I’m a huge fan of Corey Webster – not only is he an outstanding play maker (2 interceptions this week!), he’s also keenly aware of reality:
“We still have a long ways to go, but it is easily corrected off of a ‘W’ instead of a ‘L.’ We made some mistakes, but we get to correct them. We have two weeks to do that so hopefully we get started moving in the right direction now.”
This is the sort of comment he makes after a win – no wonder I admire his play so much. Webster must know that yesterday’s win was achieved not only due to some good play by the Giants, of course, but also some tremendous mistakes by the Buffalo Bills. Both teams committed 3 penalties, but the Bills pass interference and face mask penalties in the fourth quarter were back breakers for them and W makers for the Giants. If the Bills don’t commit those blatant fourth quarter penalties, we could be looking at a different outcome, and I think Corey Webster understands that.
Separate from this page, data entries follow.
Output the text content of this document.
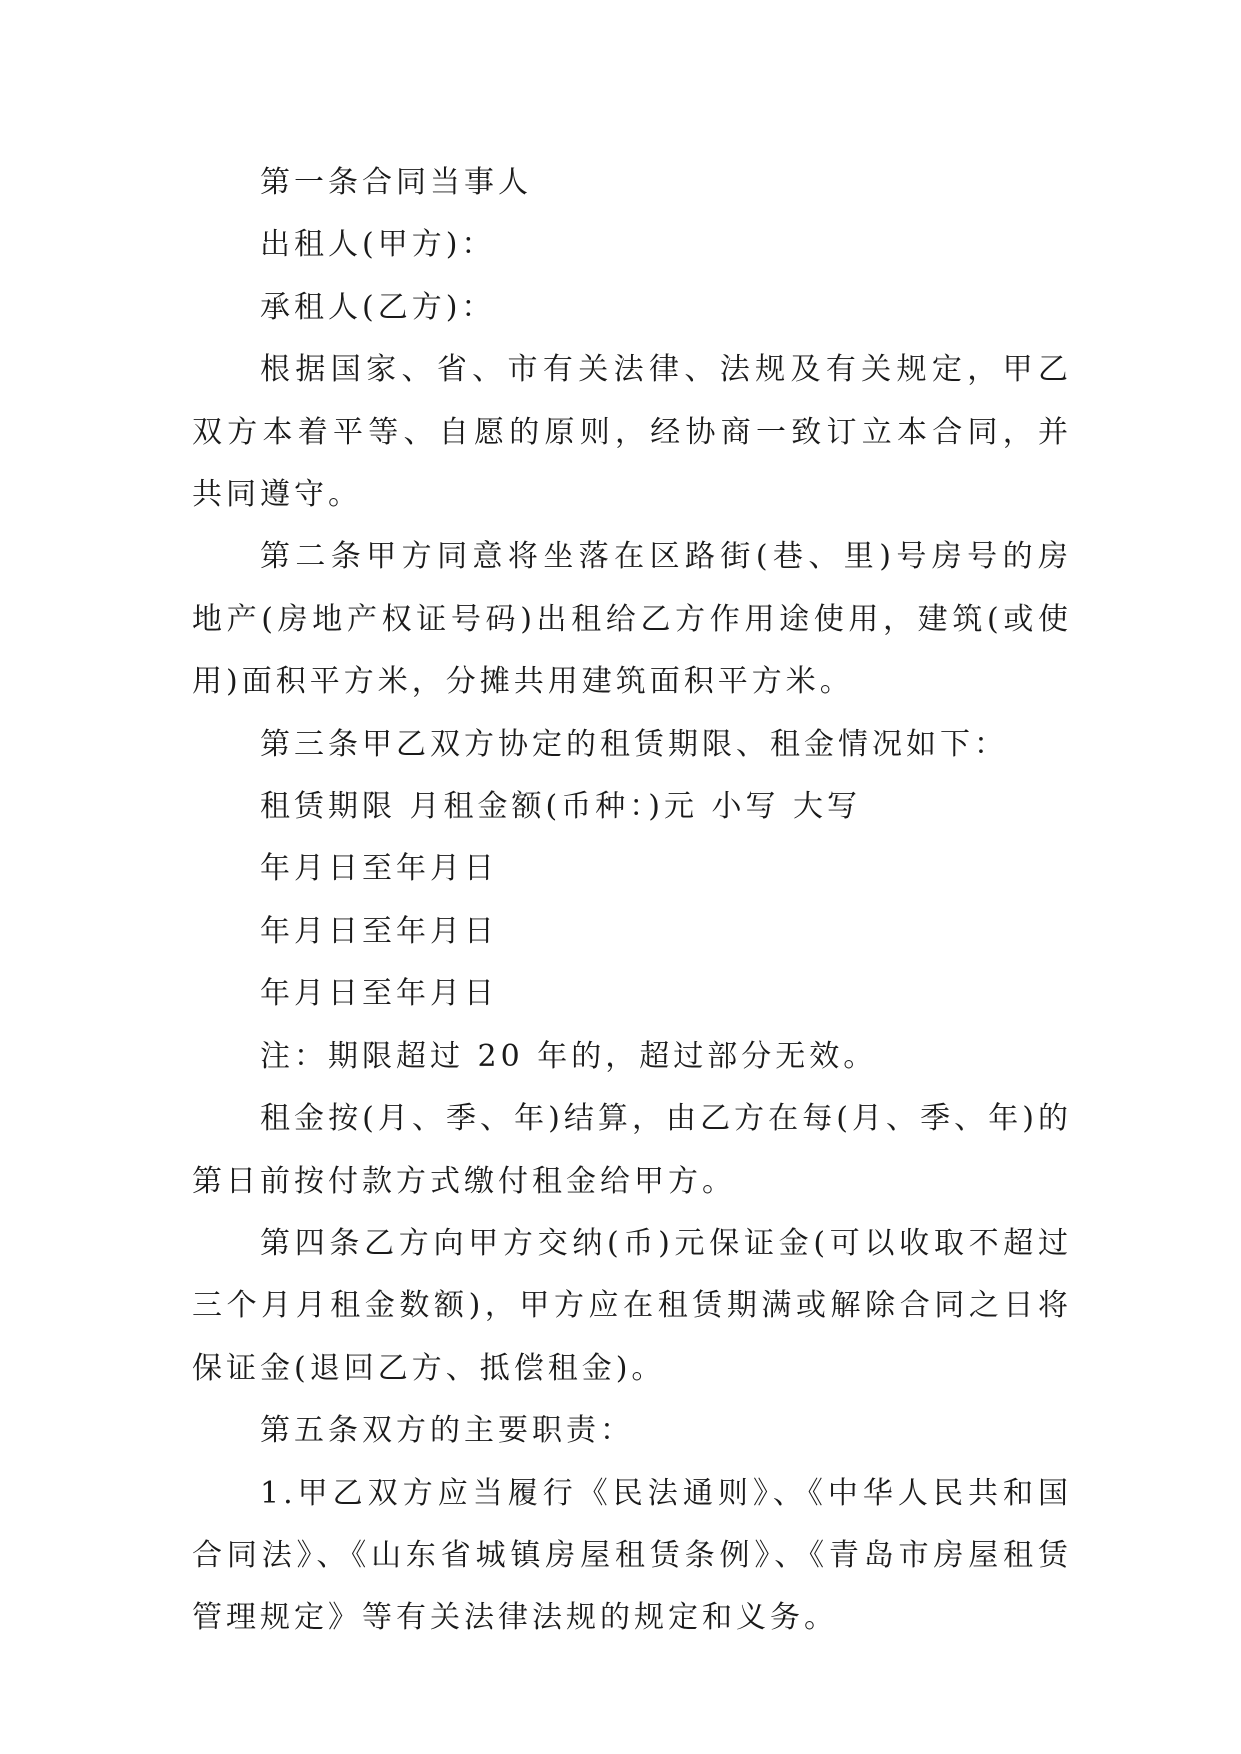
第一条合同当事人

出租人(甲方)：

承租人(乙方)：

根据国家、省、市有关法律、法规及有关规定，甲乙双方本着平等、自愿的原则，经协商一致订立本合同，并共同遵守。

第二条甲方同意将坐落在区路街(巷、里)号房号的房地产(房地产权证号码)出租给乙方作用途使用，建筑(或使用)面积平方米，分摊共用建筑面积平方米。

第三条甲乙双方协定的租赁期限、租金情况如下：

租赁期限 月租金额(币种：)元 小写 大写

年月日至年月日

年月日至年月日

年月日至年月日

注：期限超过 20 年的，超过部分无效。

租金按(月、季、年)结算，由乙方在每(月、季、年)的第日前按付款方式缴付租金给甲方。

第四条乙方向甲方交纳(币)元保证金(可以收取不超过三个月月租金数额)，甲方应在租赁期满或解除合同之日将保证金(退回乙方、抵偿租金)。

第五条双方的主要职责：

1.甲乙双方应当履行《民法通则》、《中华人民共和国合同法》、《山东省城镇房屋租赁条例》、《青岛市房屋租赁管理规定》等有关法律法规的规定和义务。
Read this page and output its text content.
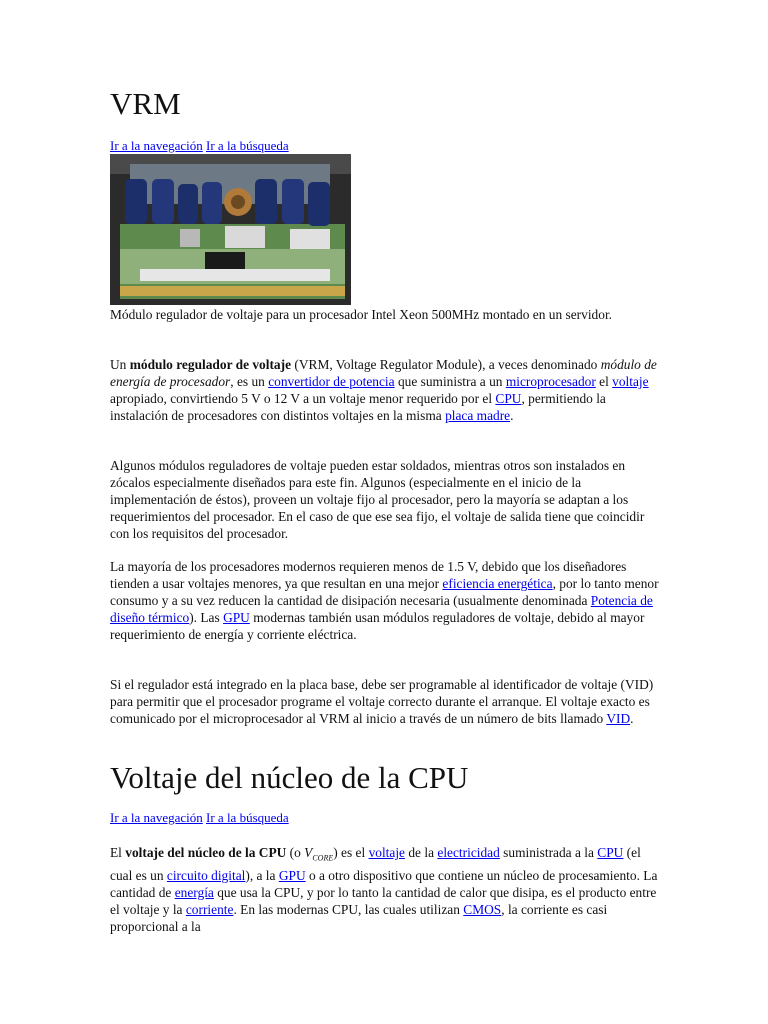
VRM
Ir a la navegación Ir a la búsqueda

Módulo regulador de voltaje para un procesador Intel Xeon 500MHz montado en un servidor.

Un módulo regulador de voltaje (VRM, Voltage Regulator Module), a veces denominado módulo de energía de procesador, es un convertidor de potencia que suministra a un microprocesador el voltaje apropiado, convirtiendo 5 V o 12 V a un voltaje menor requerido por el CPU, permitiendo la instalación de procesadores con distintos voltajes en la misma placa madre.

Algunos módulos reguladores de voltaje pueden estar soldados, mientras otros son instalados en zócalos especialmente diseñados para este fin. Algunos (especialmente en el inicio de la implementación de éstos), proveen un voltaje fijo al procesador, pero la mayoría se adaptan a los requerimientos del procesador. En el caso de que ese sea fijo, el voltaje de salida tiene que coincidir con los requisitos del procesador.

La mayoría de los procesadores modernos requieren menos de 1.5 V, debido que los diseñadores tienden a usar voltajes menores, ya que resultan en una mejor eficiencia energética, por lo tanto menor consumo y a su vez reducen la cantidad de disipación necesaria (usualmente denominada Potencia de diseño térmico). Las GPU modernas también usan módulos reguladores de voltaje, debido al mayor requerimiento de energía y corriente eléctrica.

Si el regulador está integrado en la placa base, debe ser programable al identificador de voltaje (VID) para permitir que el procesador programe el voltaje correcto durante el arranque. El voltaje exacto es comunicado por el microprocesador al VRM al inicio a través de un número de bits llamado VID.

Voltaje del núcleo de la CPU
Ir a la navegación Ir a la búsqueda

El voltaje del núcleo de la CPU (o $V_{CORE}$) es el voltaje de la electricidad suministrada a la CPU (el cual es un circuito digital), a la GPU o a otro dispositivo que contiene un núcleo de procesamiento. La cantidad de energía que usa la CPU, y por lo tanto la cantidad de calor que disipa, es el producto entre el voltaje y la corriente. En las modernas CPU, las cuales utilizan CMOS, la corriente es casi proporcional a la
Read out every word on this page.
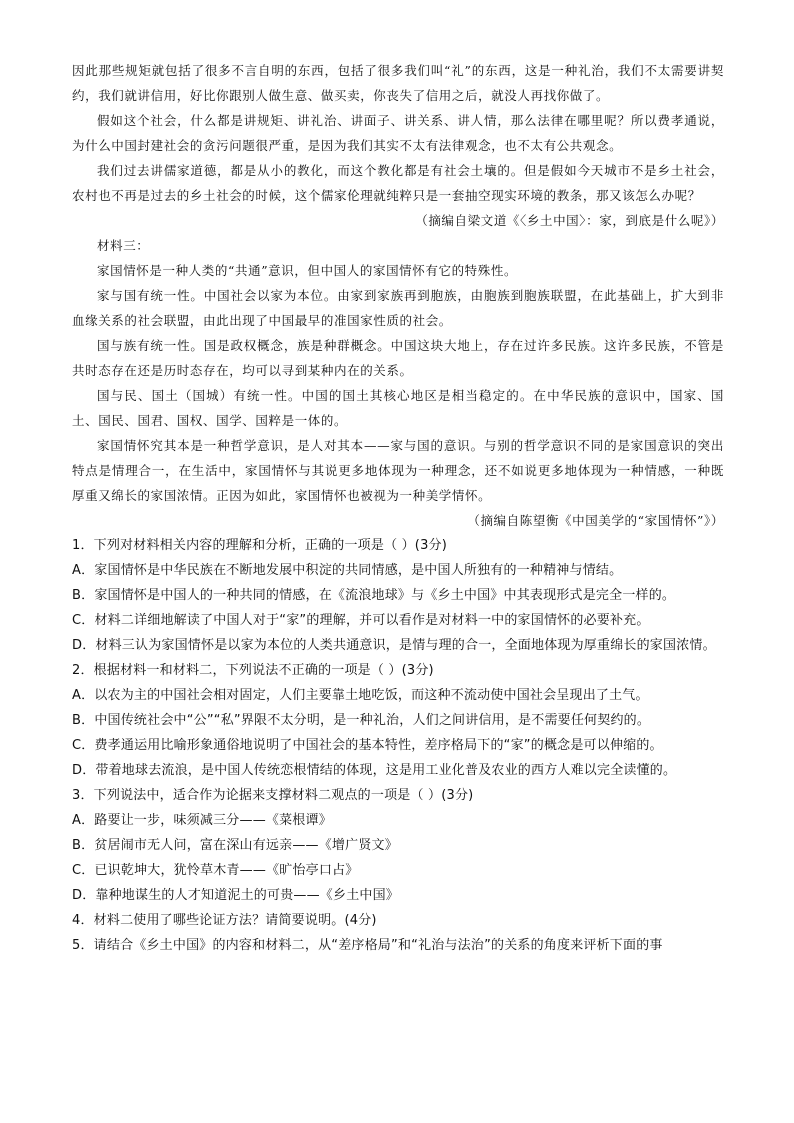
因此那些规矩就包括了很多不言自明的东西，包括了很多我们叫“礼”的东西，这是一种礼治，我们不太需要讲契约，我们就讲信用，好比你跟别人做生意、做买卖，你丧失了信用之后，就没人再找你做了。

假如这个社会，什么都是讲规矩、讲礼治、讲面子、讲关系、讲人情，那么法律在哪里呢？所以费孝通说，为什么中国封建社会的贪污问题很严重，是因为我们其实不太有法律观念，也不太有公共观念。

我们过去讲儒家道德，都是从小的教化，而这个教化都是有社会土壤的。但是假如今天城市不是乡土社会，农村也不再是过去的乡土社会的时候，这个儒家伦理就纯粹只是一套抽空现实环境的教条，那又该怎么办呢？

（摘编自梁文道《〈乡土中国〉：家，到底是什么呢》）

材料三：

家国情怀是一种人类的“共通”意识，但中国人的家国情怀有它的特殊性。

家与国有统一性。中国社会以家为本位。由家到家族再到胞族，由胞族到胞族联盟，在此基础上，扩大到非血缘关系的社会联盟，由此出现了中国最早的准国家性质的社会。

国与族有统一性。国是政权概念，族是种群概念。中国这块大地上，存在过许多民族。这许多民族，不管是共时态存在还是历时态存在，均可以寻到某种内在的关系。

国与民、国土（国城）有统一性。中国的国土其核心地区是相当稳定的。在中华民族的意识中，国家、国土、国民、国君、国权、国学、国粹是一体的。

家国情怀究其本是一种哲学意识，是人对其本——家与国的意识。与别的哲学意识不同的是家国意识的突出特点是情理合一，在生活中，家国情怀与其说更多地体现为一种理念，还不如说更多地体现为一种情感，一种既厚重又绵长的家国浓情。正因为如此，家国情怀也被视为一种美学情怀。

（摘编自陈望衡《中国美学的“家国情怀”》）

1．下列对材料相关内容的理解和分析，正确的一项是（ ）(3分)

A．家国情怀是中华民族在不断地发展中积淀的共同情感，是中国人所独有的一种精神与情结。

B．家国情怀是中国人的一种共同的情感，在《流浪地球》与《乡土中国》中其表现形式是完全一样的。

C．材料二详细地解读了中国人对于“家”的理解，并可以看作是对材料一中的家国情怀的必要补充。

D．材料三认为家国情怀是以家为本位的人类共通意识，是情与理的合一，全面地体现为厚重绵长的家国浓情。

2．根据材料一和材料二，下列说法不正确的一项是（ ）(3分)

A．以农为主的中国社会相对固定，人们主要靠土地吃饭，而这种不流动使中国社会呈现出了土气。

B．中国传统社会中“公”“私”界限不太分明，是一种礼治，人们之间讲信用，是不需要任何契约的。

C．费孝通运用比喻形象通俗地说明了中国社会的基本特性，差序格局下的“家”的概念是可以伸缩的。

D．带着地球去流浪，是中国人传统恋根情结的体现，这是用工业化普及农业的西方人难以完全读懂的。

3．下列说法中，适合作为论据来支撑材料二观点的一项是（ ）(3分)

A．路要让一步，味须减三分——《菜根谭》

B．贫居闹市无人问，富在深山有远亲——《增广贤文》

C．已识乾坤大，犹怜草木青——《旷怡亭口占》

D．靠种地谋生的人才知道泥土的可贵——《乡土中国》

4．材料二使用了哪些论证方法？请简要说明。(4分)

5．请结合《乡土中国》的内容和材料二，从“差序格局”和“礼治与法治”的关系的角度来评析下面的事
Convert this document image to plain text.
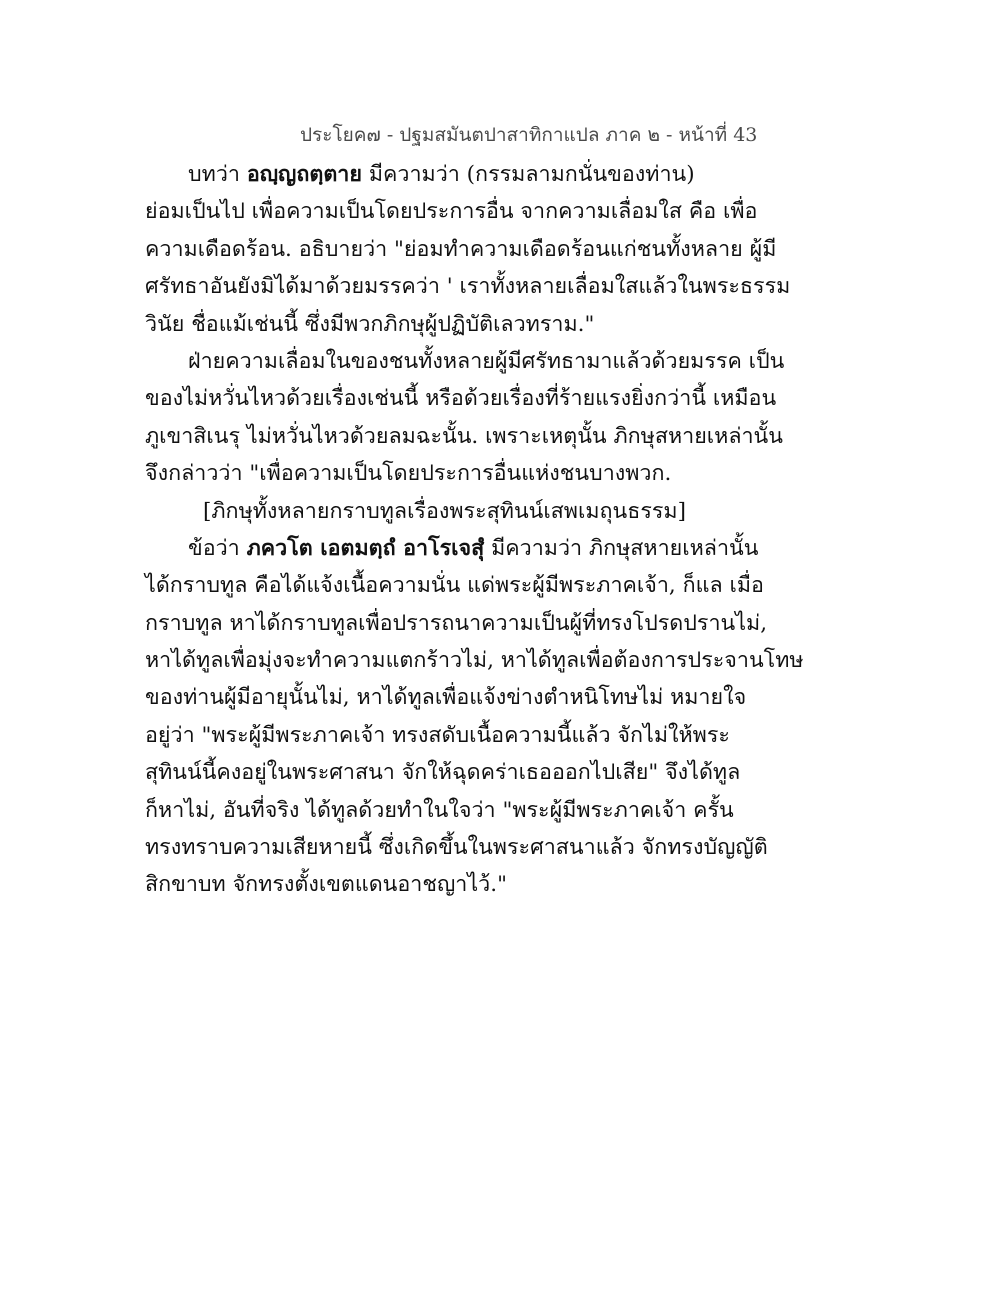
ประโยค๗ - ปฐมสมันตปาสาทิกาแปล ภาค ๒ - หน้าที่ 43
บทว่า อญฺญถตฺตาย มีความว่า (กรรมลามกนั่นของท่าน)
ย่อมเป็นไป เพื่อความเป็นโดยประการอื่น จากความเลื่อมใส คือ เพื่อ
ความเดือดร้อน. อธิบายว่า "ย่อมทำความเดือดร้อนแก่ชนทั้งหลาย ผู้มี
ศรัทธาอันยังมิได้มาด้วยมรรคว่า ' เราทั้งหลายเลื่อมใสแล้วในพระธรรม
วินัย ชื่อแม้เช่นนี้ ซึ่งมีพวกภิกษุผู้ปฏิบัติเลวทราม."
ฝ่ายความเลื่อมในของชนทั้งหลายผู้มีศรัทธามาแล้วด้วยมรรค เป็น
ของไม่หวั่นไหวด้วยเรื่องเช่นนี้ หรือด้วยเรื่องที่ร้ายแรงยิ่งกว่านี้ เหมือน
ภูเขาสิเนรุ ไม่หวั่นไหวด้วยลมฉะนั้น. เพราะเหตุนั้น ภิกษุสหายเหล่านั้น
จึงกล่าวว่า "เพื่อความเป็นโดยประการอื่นแห่งชนบางพวก.
[ภิกษุทั้งหลายกราบทูลเรื่องพระสุทินน์เสพเมถุนธรรม]
ข้อว่า ภควโต เอตมตฺถํ อาโรเจสุํ มีความว่า ภิกษุสหายเหล่านั้น
ได้กราบทูล คือได้แจ้งเนื้อความนั่น แด่พระผู้มีพระภาคเจ้า, ก็แล เมื่อ
กราบทูล หาได้กราบทูลเพื่อปรารถนาความเป็นผู้ที่ทรงโปรดปรานไม่,
หาได้ทูลเพื่อมุ่งจะทำความแตกร้าวไม่, หาได้ทูลเพื่อต้องการประจานโทษ
ของท่านผู้มีอายุนั้นไม่, หาได้ทูลเพื่อแจ้งข่างตำหนิโทษไม่ หมายใจ
อยู่ว่า "พระผู้มีพระภาคเจ้า ทรงสดับเนื้อความนี้แล้ว จักไม่ให้พระ
สุทินน์นี้คงอยู่ในพระศาสนา จักให้ฉุดคร่าเธอออกไปเสีย" จึงได้ทูล
ก็หาไม่, อันที่จริง ได้ทูลด้วยทำในใจว่า "พระผู้มีพระภาคเจ้า ครั้น
ทรงทราบความเสียหายนี้ ซึ่งเกิดขึ้นในพระศาสนาแล้ว จักทรงบัญญัติ
สิกขาบท จักทรงตั้งเขตแดนอาชญาไว้."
Eli Manning had a stellar game – 21 of 32 for 292 yards and no interceptions! Coupling this with Ahmad Bradshaw’s 104 rushing yards and 3 touchdowns and that’s good offensive production. The defense also had a great second half by allowing the Bills to score only once.Still, the New York Giants problems are there for all to see. I don’t expect Bradshaw to rush for 100 yards every week and although it seems that Victor Cruz is quickly becoming a fan favorite, I don’t see him being the answer at wide receive any more than I do Hakeem Nicks or Mario Manningham. I have always believed that to win a Super Bowl, a team has to have an elite receive, and I just don’t see that guy on the Giants roster at this time.
Enjoy the bye week!
I decided to take a few days and give myself some space after the Giants’ Monday night win over the Rams – watching my team play so poorly against another team that is even worse than they are leaves a bad taste in my mouth. Where to begin…
The defense doesn’t look too bad, but giving up 16 points to the Rams is disappointing, no matter how you look at it.
Can anybody on this team catch? Even when they’re wide open, Giants receivers can barely catch the ball, or it straight up bounces off their chest or hands.
Eli Manning isn’t exactly setting the world on fire. Back foot, anyone?
Still, the Giants might find a way to worm their way into the playoffs and as they get guys back from injury, maybe things will look up. Let’s see what they do against the Eagles – hopefully, Michael Vick will be able to play and the Giants can put a big hit on him; that alone would make the game worth watching, even if they get stomped.
I haven’t written a single word about my beloved New York Giants this season until now, and with good reason: they stink. I didn’t expect much last season, and I expect even less this year… why waste my time?
You can hunt for silver linings, cast undue grandeur on existing players or just call it what it is – a weak team that cannot sustain a single injury and already has several. Without Osi Umenyiora, Hakeem Nicks or Justin Tuck (not to mention Prince Amukamara and Travis Beckum), you might as well ask Eli Manning to throw with oven mitts on his hands. The bottom line is the Giants needed to improve their roster for this season, not let several of their better players leave. Without Kevin Boss, who will Eli Manning dump the ball off to when he gets tired of watching the ball bounce off the hands and chests of his other receivers? Without –
You know what, forget it. I hate to be so pessimistic, but I consider it a significant miracle that the Giants went 10-6 last year, and this season, it’s hard to expect any better than a .500 record, but it’s easy to question even that prediction. They don’t play these games on paper, but when you review the Giants roster, it’s hard to get excited about this team. Maybe Mario Manningham and Dominic Hixon will suddenly turn the corner on their career and evolve into elite players. That seems likely. Maybe Brandon Jacobs will work well and play nicely with others this season. Right.
Oh, and Monday Night Football – great. Everywhere I look, it says the game starts at 8:30 PM EST, but if it starts before 9, I will throw a parade in MNF’s honor. The only bright spot is that the Giants are favored tonight by 7 points – but again, they don’t play these games on paper.